I just discovered commandlinefu.com, and it is very helpful for learning command line stuff.

I wanted a command that would show me duplicate files on my computer and found this:


For the lazy, the command given is:

find -not -empty -type f -printf "%s\n" | sort -rn | uniq -d | xargs -I{} -n1 find -type f -size {}c -print0 | \
xargs -0 md5sum | sort | uniq -w32 --all-repeated=separate

What does it do?  it finds things that are files and are not empty and prints their size in bytes.  It sorts the output from that in reverse numerical order, and then tosses anything that isn't duplicated.  So now, we just finished "uniq -d" and the output so far is a list of unique numbers representing file sizes that were found more than once.  We take that list and turn it into a list of arguments, and for each of these sizes we search the whole (goddamn) directory tree for files of that size.  We print the full path to each one.  Now we hash each one with md5sum and sort the resulting list so that files with the same hash will be consecutive.  Finally, we eliminate any files in the list with unique hash values and write the ones that are repeated to the standard output.

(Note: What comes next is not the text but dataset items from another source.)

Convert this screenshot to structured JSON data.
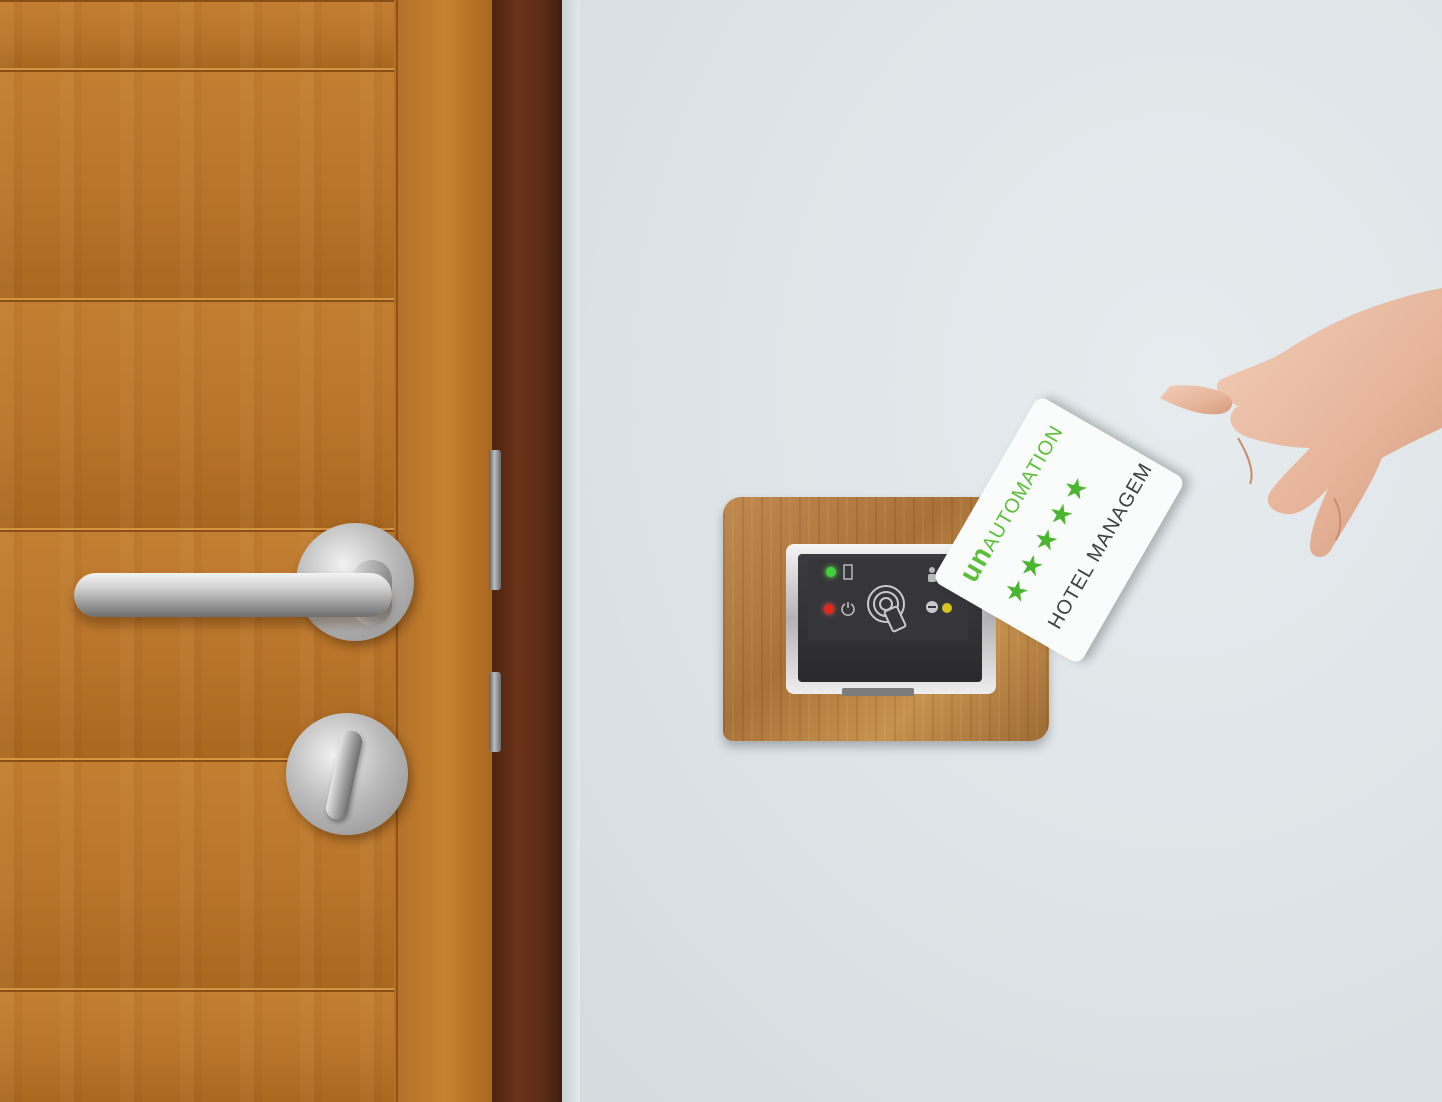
{
  "scene": {
    "description_objects": [
      "door",
      "door-frame",
      "door-lever",
      "thumbturn",
      "wall",
      "card-reader",
      "key-card",
      "hand"
    ]
  },
  "card": {
    "brand_mark": "un",
    "brand_name": "AUTOMATION",
    "label": "HOTEL MANAGEM",
    "stars": [
      "★",
      "★",
      "★",
      "★",
      "★"
    ]
  },
  "colors": {
    "brand_green": "#5bbf3a",
    "led_green": "#3fd23a",
    "led_red": "#e0291b",
    "led_yellow": "#d8c21f"
  }
}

Veeeeery nice... But I have a mac, and these commands are implemented differently on my system (which is FreeBSD?).  So here is the modified command:

FDUPESIN=/Volumes/LaCie/testfindup; MINBYTES=8 ; MD5S=md5file1; MD5SNFILES=md5file2; DUPFILES=dupfiles; find $FDUPESIN -not -empty -type f -ls | awk '{print $7}' | grep -e "[0-9]\{$MINBYTES,\}$" | sort -rn | uniq -d | xargs -I{} -n1 find $FDUPESIN -type f -size {}c -print0 | xargs -0 md5sum | sort -rn > $MD5SNFILES ; awk '{print $1}' $MD5SNFILES | uniq -d > $MD5S ; grep -f $MD5S $MD5SNFILES > $DUPFILES ; cat $DUPFILES

It does more or less the same thing.  Here is a bit of explanation for the uninitiated.

The ; separator is just a separator so you can run all these commands in one line.

The | separator takes output from the left and feeds it as stdin to the one on the right.

The > symbol takes the stdout from the command to the left and writes it to the file on the right.

The $ symbol precedes a variable.

Ok, here goes the breakdown:   The first 5 commands there are variable assignments, then we look in the directory tree rooted at $FDUPESIN, listing all things that are non-empty files.

awk '{print $7}', prints the 7th block of non-white characters from each file listing, which happens to be the size of that file in bytes.

grep -e "[0-9]\{$MINBYTES,\}$", tosses all files whose size has less than $MINBYTES digits (10mb, in this case).

We sort them and find files with the duplicated sizes and check the md5sums as before.

Now uniq on FreeBSD doesn't have the -w32 option, so we can't compare the first 32 characters (just the MD5 sums).  The rest of the script is just jumping through hoops to get around this, and writing the names and md5 sums of all these files to a file.  That way you can do something with the files afterward.

One last note:  You can use sed to drop the file names from the list of dup files:

sed -e"s/^.\{34\}//g"